Well, it’s a novel idea, and we don’t really know yet. There have been two major approaches that have been studied. One is to focus on tolerability — that is, emphasize how many people do well with an intervention. In one study of the flu vaccine, the group that was told what percentage did NOT have side effects had fewer side effects than the group that was told what percentage did.

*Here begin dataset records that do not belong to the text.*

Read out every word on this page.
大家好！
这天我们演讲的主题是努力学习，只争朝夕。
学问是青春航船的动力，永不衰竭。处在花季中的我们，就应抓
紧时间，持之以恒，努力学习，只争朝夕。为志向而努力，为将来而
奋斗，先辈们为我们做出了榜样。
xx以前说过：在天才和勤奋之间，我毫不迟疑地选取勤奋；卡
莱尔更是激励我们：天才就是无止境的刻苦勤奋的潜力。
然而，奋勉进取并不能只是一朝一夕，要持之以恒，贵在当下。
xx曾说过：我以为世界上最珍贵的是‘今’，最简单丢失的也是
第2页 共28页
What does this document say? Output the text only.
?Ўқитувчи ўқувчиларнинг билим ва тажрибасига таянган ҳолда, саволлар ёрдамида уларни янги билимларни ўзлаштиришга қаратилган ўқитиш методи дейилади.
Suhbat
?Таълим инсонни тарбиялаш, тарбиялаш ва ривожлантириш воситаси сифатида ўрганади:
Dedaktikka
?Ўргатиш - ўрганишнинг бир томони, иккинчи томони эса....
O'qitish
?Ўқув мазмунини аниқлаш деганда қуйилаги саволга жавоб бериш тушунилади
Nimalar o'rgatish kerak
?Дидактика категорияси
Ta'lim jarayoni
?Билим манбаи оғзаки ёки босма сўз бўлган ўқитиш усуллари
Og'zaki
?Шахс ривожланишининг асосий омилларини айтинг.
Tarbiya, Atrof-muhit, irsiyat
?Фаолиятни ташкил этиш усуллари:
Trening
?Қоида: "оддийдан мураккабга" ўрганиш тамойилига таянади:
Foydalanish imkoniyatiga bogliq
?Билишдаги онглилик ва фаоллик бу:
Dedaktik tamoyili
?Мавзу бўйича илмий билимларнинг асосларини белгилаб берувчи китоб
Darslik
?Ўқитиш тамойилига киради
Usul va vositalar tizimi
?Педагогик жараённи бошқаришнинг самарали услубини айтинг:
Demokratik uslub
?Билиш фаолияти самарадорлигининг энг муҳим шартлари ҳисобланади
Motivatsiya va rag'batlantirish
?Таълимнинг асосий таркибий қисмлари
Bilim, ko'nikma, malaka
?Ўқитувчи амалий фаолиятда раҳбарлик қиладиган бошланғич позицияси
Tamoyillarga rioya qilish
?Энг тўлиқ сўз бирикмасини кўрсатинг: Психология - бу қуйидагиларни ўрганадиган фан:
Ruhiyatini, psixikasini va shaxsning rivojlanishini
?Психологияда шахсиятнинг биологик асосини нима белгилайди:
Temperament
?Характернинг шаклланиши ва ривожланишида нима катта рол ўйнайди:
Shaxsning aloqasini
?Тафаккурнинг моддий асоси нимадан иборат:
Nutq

The other approach is “permitted noninformation”. Patient’s are given the option to not hear about mild and transient side effects (they are, of course, briefed about serious or life threatening side effects). They can also be given a list with general categories of side effects, with patients deciding on whether or not they want to hear a given category. A systematic review showed that this approach in chronic pain patients decreased average number of side effects from about 4.6 to 1.6.

So I think that the big take away from all this is that physicians need to be very mindful of the powerful relationship that we have with our patients, and how insidious the nocebo effect can be. It’s not quite the shamanistic thrall of the aborigine example, but the words we use can and do cause harm. And as one of our main missions is to “do no harm,” we have to do better.

 

As for our sources, we have:

Nocebo Phenomena in Medicine by Drs Hauser, Hansen, and Enck, published in Deutch Artebl International in 2012 (apoligies for butchering German,” and the accompanying editorial by the authors in the New York Times called, “Beware the Nocebo Effect.”

The Nocebo Effect: History and Physiology,” by Herbert Benson, MD published in Preventative Medicine in 1997, and finally

Nocebo effects with antidepressant clinical drug trial placebos, by Drs. Reeves, Ladner, Hard, and Burke in General Hospital Psychiatry in 2007.

Dr. Joy, et al. N-of-1 (Single-Patient) Trials for Statin-Related Myalgia in the Annals of Internal Medicine.

And finally, as always, while I am actually a doctor and I don’t just play one on the internet, this podcast is intended to be purely for entertainment and informational purposes, and should not be construed as medical advice. If you have any medical concerns, please see your primary care provider.